Elle monta avec le jeune homme à bord de la Mercredes et ordonna au chauffeur de les emmener chez lui. Dix minutes plus tard, la voiture s’arrêtait devant une maison blanche aux volets bleus, située au milieu d’une oliveraie. Les parents d’Anatol étaient à cheval sur les principes : ils accueillirent avec froideur la proposition de l’Allemande. Sans hésiter, la cinéaste sortit de sa poche deux cents reichsmarks et les leur tendit. Le couple se consulta du regard et fini par accepter de lui confier son fils.

 

Le tournage se poursuivit à Delphes, dans les ruines du stade antique construit à l’endroit le plus élevé de la cité sacrée, là où, comme à Olympie, les jeux Pythiens étaient célébrés tous les quatre ans.

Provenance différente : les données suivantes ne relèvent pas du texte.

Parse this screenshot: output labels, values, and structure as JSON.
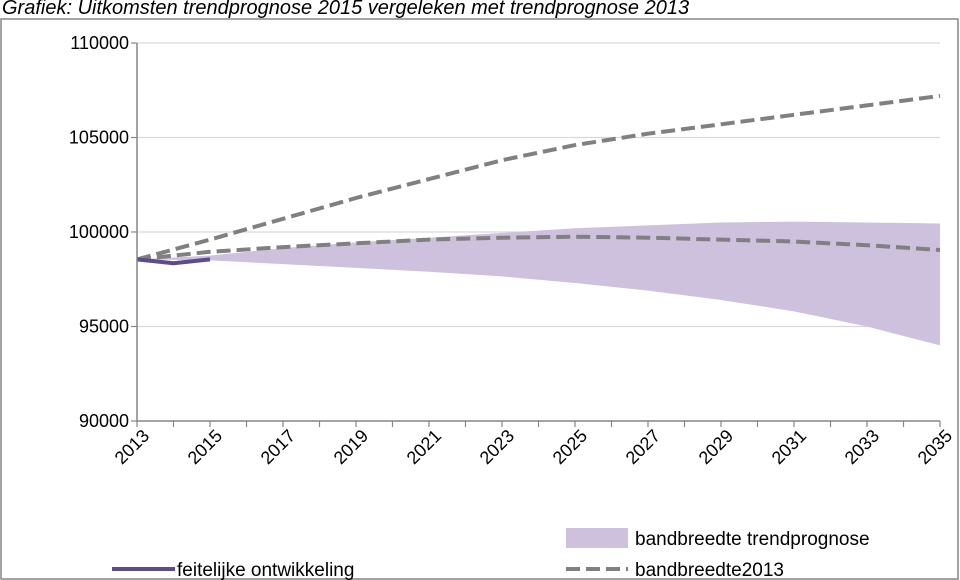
{
  "chart_data": {
    "type": "area",
    "title": "Grafiek: Uitkomsten trendprognose 2015 vergeleken met trendprognose 2013",
    "xlabel": "",
    "ylabel": "",
    "ylim": [
      90000,
      110000
    ],
    "xlim": [
      2013,
      2035
    ],
    "y_ticks": [
      "90000",
      "95000",
      "100000",
      "105000",
      "110000"
    ],
    "x_ticks": [
      "2013",
      "2015",
      "2017",
      "2019",
      "2021",
      "2023",
      "2025",
      "2027",
      "2029",
      "2031",
      "2033",
      "2035"
    ],
    "grid": true,
    "legend_position": "bottom",
    "colors": {
      "band": "#cdc1dd",
      "actual": "#5e4b8b",
      "band2013": "#808080",
      "grid": "#d9d9d9",
      "axis": "#868686"
    },
    "series": [
      {
        "name": "feitelijke ontwikkeling",
        "style": "solid",
        "x": [
          2013,
          2014,
          2015
        ],
        "values": [
          98550,
          98350,
          98550
        ]
      },
      {
        "name": "bandbreedte trendprognose",
        "style": "band",
        "x": [
          2013,
          2015,
          2017,
          2019,
          2021,
          2023,
          2025,
          2027,
          2029,
          2031,
          2033,
          2035
        ],
        "upper": [
          98550,
          98750,
          99150,
          99450,
          99700,
          99950,
          100200,
          100350,
          100500,
          100550,
          100500,
          100450
        ],
        "lower": [
          98550,
          98500,
          98300,
          98100,
          97900,
          97650,
          97300,
          96900,
          96400,
          95800,
          95000,
          94000
        ]
      },
      {
        "name": "bandbreedte2013",
        "style": "dashed",
        "lines": [
          {
            "x": [
              2013,
              2015,
              2017,
              2019,
              2021,
              2023,
              2025,
              2027,
              2029,
              2031,
              2033,
              2035
            ],
            "values": [
              98550,
              99600,
              100700,
              101800,
              102800,
              103800,
              104600,
              105200,
              105700,
              106200,
              106700,
              107200
            ]
          },
          {
            "x": [
              2013,
              2015,
              2017,
              2019,
              2021,
              2023,
              2025,
              2027,
              2029,
              2031,
              2033,
              2035
            ],
            "values": [
              98550,
              98950,
              99200,
              99400,
              99600,
              99700,
              99750,
              99700,
              99600,
              99500,
              99300,
              99050
            ]
          }
        ]
      }
    ]
  }
}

— Filme-le encore, filme-le encore ! N’arrête pas de le filmer, il est si beau !

Accroupie près de Willy, Leni veillait à ce qu’il filmât son jeune éphèbe grec sous tous les angles. Anatol se prêtait au jeu, flatté de faire l’objet de tant d’attentions. Insatiable, la cinéaste multipliait les prises de vue malgré la chaleur suffocante : était-ce la joie d’avoir enfin trouvé le modèle qu’elle espérait pour le prologue d’Olympia ou celle d’avoir déniché, là où elle ne l’attendait pas, son idéal masculin ?

Quand, à la fin du tournage, Anatol se retira dans un coin pour se désaltérer, Leni le suivit. Sans crier gare, elle le plaqua contre une colonne et l’embrassa fougueusement sur les lèvres. Le jeune homme ne broncha pas, croyant qu’on filmait encore.